Muses naissantes : inspirations arcadiennes de Couperin
Il y a 350 ans naissait le Grand François Couperin (1668-1733), grand maître du clavecin français et musicien de la Chambre du Roi. Louis XIV avait sans doute compris son rôle royal sur la scène politique. Il se préservait toutefois des moments privilégiés grâce aux musiciens de sa Chambre, et particulièrement au modeste et discret François Couperin : loin des bruits de la cour, seuls l’Harmonie et l’Amour règnent avec simplicité sur les bergers et les bergères.
Ces paysages, le claveciniste Brice Sailly les reconnaît dans les peintures de Jean-Antoine Watteau (1684-1721) et de Charles Le Brun (1619-1690). Le philosophe Roland Barthes inspire aussi sa vision picturale de la musique de Couperin. Si le musicien n’hésite pas à citer l’écrivain-philosophe dans sa notice, il lui emprunte également le titre d’un de ses ouvrages sur la photographie, La Chambre claire (1980), pour nommer l’ensemble instrumental de son récital. Selon Barthes, la photographie reproduit son objet d’une manière indiscutable et précise. Les tableaux de Le Brun recherchaient déjà cet équilibre des couleurs et de la clarté.
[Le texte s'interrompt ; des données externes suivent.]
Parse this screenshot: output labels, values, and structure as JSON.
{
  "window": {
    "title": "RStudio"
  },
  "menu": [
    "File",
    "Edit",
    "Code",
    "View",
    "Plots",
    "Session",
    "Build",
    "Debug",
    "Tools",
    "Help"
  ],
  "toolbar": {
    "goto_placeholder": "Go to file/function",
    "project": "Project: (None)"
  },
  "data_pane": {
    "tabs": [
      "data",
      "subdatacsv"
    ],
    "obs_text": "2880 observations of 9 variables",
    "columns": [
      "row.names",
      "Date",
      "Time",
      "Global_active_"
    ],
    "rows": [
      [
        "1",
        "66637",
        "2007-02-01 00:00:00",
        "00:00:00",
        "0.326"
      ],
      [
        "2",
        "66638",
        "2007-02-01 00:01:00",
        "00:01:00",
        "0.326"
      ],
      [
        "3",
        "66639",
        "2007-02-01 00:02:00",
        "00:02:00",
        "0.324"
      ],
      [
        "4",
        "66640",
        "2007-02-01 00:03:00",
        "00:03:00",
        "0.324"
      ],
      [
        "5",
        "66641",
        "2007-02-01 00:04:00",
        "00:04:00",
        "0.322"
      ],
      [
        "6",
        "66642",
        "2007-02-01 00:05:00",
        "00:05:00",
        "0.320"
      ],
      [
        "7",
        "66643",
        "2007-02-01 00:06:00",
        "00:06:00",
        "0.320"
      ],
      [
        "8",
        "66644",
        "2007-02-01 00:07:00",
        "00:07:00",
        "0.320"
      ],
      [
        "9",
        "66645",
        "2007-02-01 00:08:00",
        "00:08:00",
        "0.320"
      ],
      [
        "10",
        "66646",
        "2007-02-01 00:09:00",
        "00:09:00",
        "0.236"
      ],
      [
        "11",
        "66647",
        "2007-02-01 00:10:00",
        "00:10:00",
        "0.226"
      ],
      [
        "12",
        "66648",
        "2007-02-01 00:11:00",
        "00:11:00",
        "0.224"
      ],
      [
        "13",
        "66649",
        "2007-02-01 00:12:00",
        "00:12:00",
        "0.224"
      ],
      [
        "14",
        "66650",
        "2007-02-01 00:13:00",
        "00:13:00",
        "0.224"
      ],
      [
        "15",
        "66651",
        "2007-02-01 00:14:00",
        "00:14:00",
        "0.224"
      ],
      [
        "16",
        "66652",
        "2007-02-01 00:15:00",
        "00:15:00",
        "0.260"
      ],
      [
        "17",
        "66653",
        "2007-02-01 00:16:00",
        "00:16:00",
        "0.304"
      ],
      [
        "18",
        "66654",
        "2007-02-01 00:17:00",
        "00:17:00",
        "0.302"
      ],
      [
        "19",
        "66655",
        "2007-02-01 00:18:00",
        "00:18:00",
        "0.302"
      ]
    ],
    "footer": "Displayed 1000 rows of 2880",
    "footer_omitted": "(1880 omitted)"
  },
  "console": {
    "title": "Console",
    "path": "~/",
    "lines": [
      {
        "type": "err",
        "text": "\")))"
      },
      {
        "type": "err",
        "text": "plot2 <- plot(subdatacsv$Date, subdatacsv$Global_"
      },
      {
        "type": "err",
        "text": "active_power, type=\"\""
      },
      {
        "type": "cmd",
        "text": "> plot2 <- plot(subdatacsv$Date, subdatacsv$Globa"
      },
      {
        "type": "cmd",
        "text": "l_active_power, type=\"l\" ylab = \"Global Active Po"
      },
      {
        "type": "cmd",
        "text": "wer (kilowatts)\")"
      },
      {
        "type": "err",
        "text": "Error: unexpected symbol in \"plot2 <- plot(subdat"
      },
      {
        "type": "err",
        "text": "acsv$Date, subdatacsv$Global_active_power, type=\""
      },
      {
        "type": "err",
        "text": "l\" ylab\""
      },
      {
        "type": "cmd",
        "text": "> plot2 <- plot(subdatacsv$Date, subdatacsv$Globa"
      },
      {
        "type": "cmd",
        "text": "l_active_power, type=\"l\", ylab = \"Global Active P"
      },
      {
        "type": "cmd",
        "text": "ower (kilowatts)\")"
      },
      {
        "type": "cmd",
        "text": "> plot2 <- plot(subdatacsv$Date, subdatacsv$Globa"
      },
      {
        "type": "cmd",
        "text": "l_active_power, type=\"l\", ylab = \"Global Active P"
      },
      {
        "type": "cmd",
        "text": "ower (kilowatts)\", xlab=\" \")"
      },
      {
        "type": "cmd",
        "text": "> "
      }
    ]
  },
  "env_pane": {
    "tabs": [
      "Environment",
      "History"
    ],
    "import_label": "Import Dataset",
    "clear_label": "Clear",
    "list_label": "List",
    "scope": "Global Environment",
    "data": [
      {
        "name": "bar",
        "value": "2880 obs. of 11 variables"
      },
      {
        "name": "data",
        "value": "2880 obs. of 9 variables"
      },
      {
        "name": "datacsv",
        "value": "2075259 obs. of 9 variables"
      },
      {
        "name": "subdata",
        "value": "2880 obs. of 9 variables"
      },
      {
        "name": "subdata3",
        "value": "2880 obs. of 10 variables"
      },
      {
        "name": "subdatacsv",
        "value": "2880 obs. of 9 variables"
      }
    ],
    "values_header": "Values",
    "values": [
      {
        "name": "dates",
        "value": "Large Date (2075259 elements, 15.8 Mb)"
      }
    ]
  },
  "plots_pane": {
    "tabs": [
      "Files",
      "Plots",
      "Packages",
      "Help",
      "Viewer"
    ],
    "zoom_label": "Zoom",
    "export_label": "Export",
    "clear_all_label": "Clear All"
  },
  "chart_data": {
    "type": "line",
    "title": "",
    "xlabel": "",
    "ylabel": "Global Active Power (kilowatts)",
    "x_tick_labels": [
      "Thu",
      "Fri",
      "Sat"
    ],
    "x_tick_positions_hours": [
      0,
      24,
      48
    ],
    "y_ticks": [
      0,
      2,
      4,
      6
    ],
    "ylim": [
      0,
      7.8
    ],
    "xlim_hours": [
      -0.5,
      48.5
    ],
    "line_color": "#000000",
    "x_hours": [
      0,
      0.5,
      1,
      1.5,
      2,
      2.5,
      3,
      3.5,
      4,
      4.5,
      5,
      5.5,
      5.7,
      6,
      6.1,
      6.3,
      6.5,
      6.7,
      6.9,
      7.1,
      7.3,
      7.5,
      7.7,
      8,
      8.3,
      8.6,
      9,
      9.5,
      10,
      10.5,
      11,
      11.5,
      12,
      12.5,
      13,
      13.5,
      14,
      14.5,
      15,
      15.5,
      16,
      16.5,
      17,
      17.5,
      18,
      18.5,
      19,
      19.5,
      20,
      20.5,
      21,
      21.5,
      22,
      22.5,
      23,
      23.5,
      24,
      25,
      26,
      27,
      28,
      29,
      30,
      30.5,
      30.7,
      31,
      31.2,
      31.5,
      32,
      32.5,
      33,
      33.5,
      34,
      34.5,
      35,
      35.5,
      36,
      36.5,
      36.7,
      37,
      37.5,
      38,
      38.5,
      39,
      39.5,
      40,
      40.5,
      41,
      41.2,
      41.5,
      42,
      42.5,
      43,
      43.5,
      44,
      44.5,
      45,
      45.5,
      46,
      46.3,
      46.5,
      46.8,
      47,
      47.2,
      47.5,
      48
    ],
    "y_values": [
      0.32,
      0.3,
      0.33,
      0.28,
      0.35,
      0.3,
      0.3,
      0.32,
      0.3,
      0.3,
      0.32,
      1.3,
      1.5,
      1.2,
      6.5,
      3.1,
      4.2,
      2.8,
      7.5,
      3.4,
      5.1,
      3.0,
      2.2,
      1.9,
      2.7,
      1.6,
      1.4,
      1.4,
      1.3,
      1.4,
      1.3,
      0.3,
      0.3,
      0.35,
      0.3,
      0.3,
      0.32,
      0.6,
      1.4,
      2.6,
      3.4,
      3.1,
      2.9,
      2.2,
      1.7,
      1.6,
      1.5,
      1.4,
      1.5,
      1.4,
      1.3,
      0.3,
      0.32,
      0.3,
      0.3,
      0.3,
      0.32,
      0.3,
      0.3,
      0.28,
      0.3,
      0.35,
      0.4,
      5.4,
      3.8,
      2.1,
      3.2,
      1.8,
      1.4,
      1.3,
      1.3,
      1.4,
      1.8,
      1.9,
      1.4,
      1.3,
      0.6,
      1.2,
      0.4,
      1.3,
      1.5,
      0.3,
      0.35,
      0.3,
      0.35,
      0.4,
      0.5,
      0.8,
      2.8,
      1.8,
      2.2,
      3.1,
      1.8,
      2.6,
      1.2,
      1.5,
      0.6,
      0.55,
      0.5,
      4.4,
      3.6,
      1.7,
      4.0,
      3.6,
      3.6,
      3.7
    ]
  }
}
Il en est exactement de même avec l’œuvre musicale de Couperin et l’interprétation de Brice Sailly.
À l’écoute de cet enregistrement, l’auditeur est transporté dans une galerie de cinq peintures, constituées de pièces pour clavecin seul, de trios avec voix et de pièces d’ensemble. Brice Sailly et La Chambre claire y soignent chaque opposition de couleurs avec subtilité et clarté, notamment dans les beaux extraits des Suites du recueil des Nations ou le gai Forlane, du quatrième des Concerts royaux. Après contemplation de ces paysages arcadiens avec la première partie de La Couperinète, l’auditeur se retrouve spectateur des jeux innocents et heureux des amours naissantes, particulièrement dans L’Adolescente, extrait des Petits-Âges. Dans L’Amour au berceau, les archets glissent sur les cordes et les doigts caressent les touches du clavecin, invitant à la rêverie et au repos. Les musiciens évitent de prendre un tempo exagérément lent, piège pourtant facilement tendu par ce balancement qui peut vraiment inviter au sommeil. L’oreille se repose mais est toujours attentive, c’est le temps qui s’arrête lors des Ombres errantes.
L’interprétation apaisante provient de la recherche d’une simplicité expressive qui peut faire penser à celle des bergers, allongés À l’ombre d’un ormeau, heureux. Dans certaines pièces, cette expressivité forme une pesanteur, dans la Musète naïve de La Couperinète par exemple. Davantage de démonstration expressive dans les Ombres errantes serait également appréciable, afin de véritablement transporter.
Qu’il s’agisse du jeu de Brice Sailly ou de son ensemble La Chambre claire, les qualités en sont superbement les mêmes. Chaque partie est toujours distincte et équilibrée par rapport aux autres. L’utilisation des deux claviers du clavecin – copie d’un instrument de 1732 d’Antoine Vatter par Emilie Jobin – permet notamment une virtuosité des couleurs dans le Tic-Toc-Choc, au lieu d’une fréquente et superflue démonstration d’agilité digitale. Les musiciens prennent aussi le temps de donner sens à chaque motif mélodique, ce qui est particulièrement appréciable dans le jeu de Brice Sailly dans La Reine des cœurs, extrait du Quatrième Livre de pièces de clavecin.
Afin d’atteindre une richesse musicale supplémentaire, Brice Sailly invite la soprano Emmanuelle de Negri pour quatre Airs sérieux et à boire. La chanteuse se fait rayonnante et sûre, de sa voix toujours naturelle et nourrie, pleine. Avec un soin tout particulier du vieux français – ce qui peut empêcher une compréhension aisée et évidente du texte –, elle sait raconter et exprimer avec simplicité. À l’écoute de cette superbe musique, l’auditeur est plongé, comme le Roi-Soleil, dans un temps unique qui lui appartient seul et où il pourra s’échapper loin des bruits de son quotidien.